Forward-looking information is based on a number of key expectations and assumptions made by AHIP, including, without limitation: a reasonably stable North American economy and stock market; the continued strength of the U.S. lodging industry; the timing and scope of the expected capital work and the PIPs and the ability to successfully complete such renovation work; the ability to successfully integrate the Acquisition Properties into AHIP's existing portfolio of branded hotels; and expectations and assumptions related to capitalization rates, fees and reserves and replacement costs for the Acquisition Properties, as applicable. Although the forward-looking information contained in this news release is based on what AHIP's management believes to be reasonable assumptions, AHIP cannot assure investors that actual results will be consistent with such information.
Forward-looking information reflects current expectations of AHIP's management regarding future events and operating performance as of the date of this news release. Such information involves significant risks and uncertainties, should not be read as guarantees of future performance or results, and will not necessarily be accurate indications of whether or not such results will be achieved. Actual results could differ materially from those currently anticipated due to a number of factors and risks.

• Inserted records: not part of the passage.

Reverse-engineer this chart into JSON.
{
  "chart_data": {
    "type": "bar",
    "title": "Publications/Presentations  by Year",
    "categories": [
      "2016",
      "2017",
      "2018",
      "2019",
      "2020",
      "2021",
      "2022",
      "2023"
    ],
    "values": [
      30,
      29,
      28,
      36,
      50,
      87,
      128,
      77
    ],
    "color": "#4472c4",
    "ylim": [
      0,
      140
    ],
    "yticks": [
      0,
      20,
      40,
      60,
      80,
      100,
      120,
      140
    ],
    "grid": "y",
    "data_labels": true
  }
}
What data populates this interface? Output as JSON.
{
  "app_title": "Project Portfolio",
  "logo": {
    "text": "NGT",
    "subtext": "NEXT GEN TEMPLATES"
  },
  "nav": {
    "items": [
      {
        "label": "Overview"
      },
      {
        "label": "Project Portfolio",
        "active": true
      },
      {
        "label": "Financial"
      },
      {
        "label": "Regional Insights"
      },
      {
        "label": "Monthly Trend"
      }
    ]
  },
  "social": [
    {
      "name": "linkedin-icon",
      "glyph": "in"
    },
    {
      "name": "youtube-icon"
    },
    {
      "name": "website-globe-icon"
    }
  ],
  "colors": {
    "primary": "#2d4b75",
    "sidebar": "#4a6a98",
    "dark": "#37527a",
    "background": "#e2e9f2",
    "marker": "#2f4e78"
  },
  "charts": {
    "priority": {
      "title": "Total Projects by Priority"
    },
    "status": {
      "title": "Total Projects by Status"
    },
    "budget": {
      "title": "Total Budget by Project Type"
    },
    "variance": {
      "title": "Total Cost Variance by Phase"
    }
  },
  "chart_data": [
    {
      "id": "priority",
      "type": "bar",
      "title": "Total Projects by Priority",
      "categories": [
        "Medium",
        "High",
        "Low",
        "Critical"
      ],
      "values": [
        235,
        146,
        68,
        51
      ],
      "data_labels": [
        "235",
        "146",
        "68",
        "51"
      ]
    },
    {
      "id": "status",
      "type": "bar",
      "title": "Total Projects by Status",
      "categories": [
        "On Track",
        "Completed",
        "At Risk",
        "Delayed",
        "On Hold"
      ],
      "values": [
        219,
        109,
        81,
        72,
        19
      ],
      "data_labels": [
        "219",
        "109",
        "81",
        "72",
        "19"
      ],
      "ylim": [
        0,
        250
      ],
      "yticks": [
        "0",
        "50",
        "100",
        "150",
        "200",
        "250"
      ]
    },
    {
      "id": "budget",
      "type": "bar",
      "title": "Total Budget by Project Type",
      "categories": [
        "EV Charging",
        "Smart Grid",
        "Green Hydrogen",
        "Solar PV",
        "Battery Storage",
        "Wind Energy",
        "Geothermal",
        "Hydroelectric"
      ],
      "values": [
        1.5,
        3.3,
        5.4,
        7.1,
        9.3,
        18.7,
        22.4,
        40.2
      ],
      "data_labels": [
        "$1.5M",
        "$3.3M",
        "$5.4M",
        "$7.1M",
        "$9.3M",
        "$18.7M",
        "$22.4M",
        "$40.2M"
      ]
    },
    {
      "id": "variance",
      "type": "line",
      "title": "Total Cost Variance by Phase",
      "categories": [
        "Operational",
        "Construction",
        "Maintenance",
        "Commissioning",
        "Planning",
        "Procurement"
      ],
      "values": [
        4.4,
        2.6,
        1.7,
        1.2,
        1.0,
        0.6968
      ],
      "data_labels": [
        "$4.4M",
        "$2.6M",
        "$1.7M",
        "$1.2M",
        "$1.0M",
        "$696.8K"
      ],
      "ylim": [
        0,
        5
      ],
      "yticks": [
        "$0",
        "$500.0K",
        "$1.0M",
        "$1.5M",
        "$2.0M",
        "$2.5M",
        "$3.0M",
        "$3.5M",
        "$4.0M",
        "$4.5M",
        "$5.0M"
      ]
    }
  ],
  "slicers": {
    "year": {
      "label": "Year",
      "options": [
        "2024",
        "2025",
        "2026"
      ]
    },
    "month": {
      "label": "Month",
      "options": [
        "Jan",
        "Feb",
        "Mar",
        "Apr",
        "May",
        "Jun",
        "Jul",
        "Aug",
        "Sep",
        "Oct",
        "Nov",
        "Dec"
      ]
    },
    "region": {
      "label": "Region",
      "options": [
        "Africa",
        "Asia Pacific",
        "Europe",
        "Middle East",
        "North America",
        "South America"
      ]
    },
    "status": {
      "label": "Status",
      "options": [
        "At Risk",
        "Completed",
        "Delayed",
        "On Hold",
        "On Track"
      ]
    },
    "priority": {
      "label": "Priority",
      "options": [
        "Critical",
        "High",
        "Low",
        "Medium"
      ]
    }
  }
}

These include, without limitation, those factors that can be found under "Risk Factors" in AHIP's Annual Information Form dated March 17, 2016 and under "Risks and Uncertainties" in AHIP's Management's Discussion and Analysis dated November 7, 2016, both of which are available on SEDAR at www.sedar.com.
The forward-looking statements contained herein represent AHIP's expectations as of the date of this news release, and are subject to change after this date. AHIP assumes no obligation to update or revise any forward-looking statements whether as a result of new information, future events or otherwise, except as required by applicable law.
ABOUT AMERICAN HOTEL INCOME PROPERTIES REIT LP
AHIP is a limited partnership formed under the Limited Partnerships Act (Ontario) to invest in hotel real estate properties located substantially in the United States and is engaged in select-service, transportation-oriented, and rail crew contract lodging sectors. AHIP's long-term objectives are to: (i) generate stable and growing cash distributions from hotel properties substantially in the U.S.; (ii) enhance the value of its assets and maximize the long-term value of the hotel properties through active management; and (iii) expand its asset base and increase its AFFO per unit through an accretive acquisition program, participation in strategic development opportunities and improvements to its properties through targeted value-added capital expenditure programs.
Additional information relating to AHIP, including its other public filings, is available on SEDAR at www.sedar.com and on AHIP's website at www.ahipreit.com.
THE TORONTO STOCK EXCHANGE HAS NOT REVIEWED AND DOES NOT ACCEPT RESPONSIBILITY FOR THE ADEQUACY OR THE ACCURACY OF THIS NEWS RELEASE.